Richard Tol, one of the World’s leading economists on climate, has just had published The Structure of the Climate Debate, a paper that makes some very good comments on the gulf between optimal policy and the reality of ineffective policy backed by a great army of bureaucrats, rent-seeking politicians and environmentalists who exaggerate the issues. It is this optimal policy – a global carbon tax to constrain warming to 2C – that I take issue with. Both economic theory and the empirical evidence contradict this. The following is a comment posted at cliscep
Richard Tol states in his paper
Only a modest carbon tax is needed to keep atmospheric concentrations below a high target but the required tax rapidly increases with the stringency of the target. If concentrations are to be kept below 450 ppm CO2eq, the global carbon tax should reach some $210/tCO2 in 2020 or so (Tol 2013).
The 450 ppm CO2eq, would produce 2C of warming from pre-industrial levels if a doubling of CO2 on its own produces 3C of warming. The UNFCCC produced a graph for COP21 to illustrate the global emissions pathway needed to ensure 2C limit :-
Whereas even with the all the vague policy proposals fully implemented global emissions will be about 10% higher in 2030 than in 2010, the 2C pathway has emissions 10-30% lower. That means a carbon tax of $210/tCO2 (now £170) would have to turn around the global relentless rise in emissions and have them falling rapidly. I am deeply sceptical that such a global policy would achieve anything like the that difference would be achieved even with an omnipotent, omniscient, and omnipresent planner to impose the tax. The reasons for that scepticism can be found by applying the tax to real world examples.

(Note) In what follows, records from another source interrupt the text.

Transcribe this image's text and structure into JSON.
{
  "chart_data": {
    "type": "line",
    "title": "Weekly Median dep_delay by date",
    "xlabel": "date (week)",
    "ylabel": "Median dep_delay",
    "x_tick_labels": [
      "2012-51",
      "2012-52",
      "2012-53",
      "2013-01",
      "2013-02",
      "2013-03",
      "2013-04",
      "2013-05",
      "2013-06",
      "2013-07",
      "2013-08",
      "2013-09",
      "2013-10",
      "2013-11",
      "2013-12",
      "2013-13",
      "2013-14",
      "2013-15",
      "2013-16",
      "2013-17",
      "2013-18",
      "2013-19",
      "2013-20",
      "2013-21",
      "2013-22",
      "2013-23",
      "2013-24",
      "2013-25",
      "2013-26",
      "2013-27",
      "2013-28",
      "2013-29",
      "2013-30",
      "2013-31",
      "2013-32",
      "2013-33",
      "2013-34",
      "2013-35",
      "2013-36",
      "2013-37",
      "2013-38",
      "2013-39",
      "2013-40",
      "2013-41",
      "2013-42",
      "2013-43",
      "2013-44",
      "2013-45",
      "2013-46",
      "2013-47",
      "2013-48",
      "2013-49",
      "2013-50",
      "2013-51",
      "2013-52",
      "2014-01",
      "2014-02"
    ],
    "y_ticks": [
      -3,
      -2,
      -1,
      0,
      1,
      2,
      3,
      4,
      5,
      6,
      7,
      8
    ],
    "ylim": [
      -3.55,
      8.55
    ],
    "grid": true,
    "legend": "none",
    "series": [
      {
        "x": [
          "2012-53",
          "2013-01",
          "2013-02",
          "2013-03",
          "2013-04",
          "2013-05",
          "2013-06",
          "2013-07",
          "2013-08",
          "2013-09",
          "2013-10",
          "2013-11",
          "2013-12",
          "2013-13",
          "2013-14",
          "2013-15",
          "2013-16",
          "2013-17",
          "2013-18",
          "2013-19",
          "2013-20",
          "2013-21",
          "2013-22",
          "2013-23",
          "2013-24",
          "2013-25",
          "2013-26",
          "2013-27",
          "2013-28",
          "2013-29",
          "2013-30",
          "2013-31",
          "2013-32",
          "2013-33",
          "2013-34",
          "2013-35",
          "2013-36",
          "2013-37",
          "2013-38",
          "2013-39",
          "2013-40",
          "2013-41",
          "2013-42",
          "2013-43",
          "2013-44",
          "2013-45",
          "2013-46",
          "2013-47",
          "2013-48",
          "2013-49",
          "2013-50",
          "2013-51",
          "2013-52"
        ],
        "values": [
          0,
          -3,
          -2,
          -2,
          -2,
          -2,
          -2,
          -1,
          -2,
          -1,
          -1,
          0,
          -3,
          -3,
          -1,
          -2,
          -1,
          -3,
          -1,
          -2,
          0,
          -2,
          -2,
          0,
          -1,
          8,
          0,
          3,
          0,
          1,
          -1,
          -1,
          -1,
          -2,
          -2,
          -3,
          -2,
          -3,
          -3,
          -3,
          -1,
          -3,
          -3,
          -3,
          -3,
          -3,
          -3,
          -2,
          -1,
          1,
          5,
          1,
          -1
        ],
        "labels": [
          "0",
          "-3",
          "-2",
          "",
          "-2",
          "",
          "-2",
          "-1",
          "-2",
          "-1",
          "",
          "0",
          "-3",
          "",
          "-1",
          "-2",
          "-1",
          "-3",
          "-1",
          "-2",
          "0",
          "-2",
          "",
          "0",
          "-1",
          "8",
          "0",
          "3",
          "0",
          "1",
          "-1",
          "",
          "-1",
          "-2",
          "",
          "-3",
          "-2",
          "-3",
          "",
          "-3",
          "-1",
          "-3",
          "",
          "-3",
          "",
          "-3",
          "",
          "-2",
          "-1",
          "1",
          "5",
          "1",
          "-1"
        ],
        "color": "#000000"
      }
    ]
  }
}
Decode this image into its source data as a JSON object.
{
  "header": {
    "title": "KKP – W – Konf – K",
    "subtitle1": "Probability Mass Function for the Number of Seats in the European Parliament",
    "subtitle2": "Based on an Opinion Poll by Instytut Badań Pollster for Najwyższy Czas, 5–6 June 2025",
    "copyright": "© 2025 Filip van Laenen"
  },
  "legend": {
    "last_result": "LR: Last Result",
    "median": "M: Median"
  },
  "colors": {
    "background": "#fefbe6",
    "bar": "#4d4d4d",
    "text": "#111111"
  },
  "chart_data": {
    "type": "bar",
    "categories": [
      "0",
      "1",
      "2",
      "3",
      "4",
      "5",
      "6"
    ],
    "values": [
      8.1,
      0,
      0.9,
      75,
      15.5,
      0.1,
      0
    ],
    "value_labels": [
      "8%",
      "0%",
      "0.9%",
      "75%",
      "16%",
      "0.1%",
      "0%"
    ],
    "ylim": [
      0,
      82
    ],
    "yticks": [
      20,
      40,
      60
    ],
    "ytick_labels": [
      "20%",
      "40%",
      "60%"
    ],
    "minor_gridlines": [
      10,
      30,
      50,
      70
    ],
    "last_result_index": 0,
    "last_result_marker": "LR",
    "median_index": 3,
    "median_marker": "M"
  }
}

First let us apply a £170/tCO2 carbon tax to petrol, which produces 2.30kg of CO2 per litre. With 20% VAT applied is equivalent to 47p a litre added to the retail price. (Current excise duties with VAT are equivalent to £300/tCO2, the diesel £250/tCO2). For a car doing 15000 miles at 39mpg, this would generate an additional cost to the owner of £820 per year. Maybe a 15-30% increase in the full costs of running a small car in the UK. There is plenty of empirical visence of the effect of the oil price movements in the last couple of decades (especially in the period 2004-2008 when the price increased) to show that costs increases will have a much smaller effect on demand, whereas for the carbon tax to be effective it would need to have a much greater impact than the percentage cost increase.
Second, let us apply a $210/tCO2 carbon tax to coal-fired power stations. They produce about 400kg of CO2 per megawatt, so the cost would rise by $84MWH. In China, coal-fired electricity will retail at less than $30 MwH. China would rapidly switch to nuclear power. Even so, its power generation emissions might not start falling for at least a decade. Alternatively it might switch to gas, where the carbon tax would be half that of coal.
However, there is another lesson from oil prices, this time over the last three years. A small fall in demand leads to large falls in price, in the short term. That is the market responds by offsetting the cost of the global carbon tax. To use terms of basic economics the demand for fossil fuels is highly inelastic with respect to changes in price, and the supply of fossil fuels in the short term is highly inelastic to changes in demand. Emissions reductions policies have not just turned out to be pretty useless in practice, they are pretty useless in theory (with real world political constraints removed) as well.
Kevin Marshall
Roland
/ 31/10/2016Some clear thinking here. I’ve worked in public policy in Australia, and oil production in Canada. Your theory is in line with what I have observed. A carbon tax will easily be negated by changes in production levels. I believe more radical policy is needed. Accordingly the risks to us all from baboons authoring that policy is increased. Do you have any posts on policy suggestions?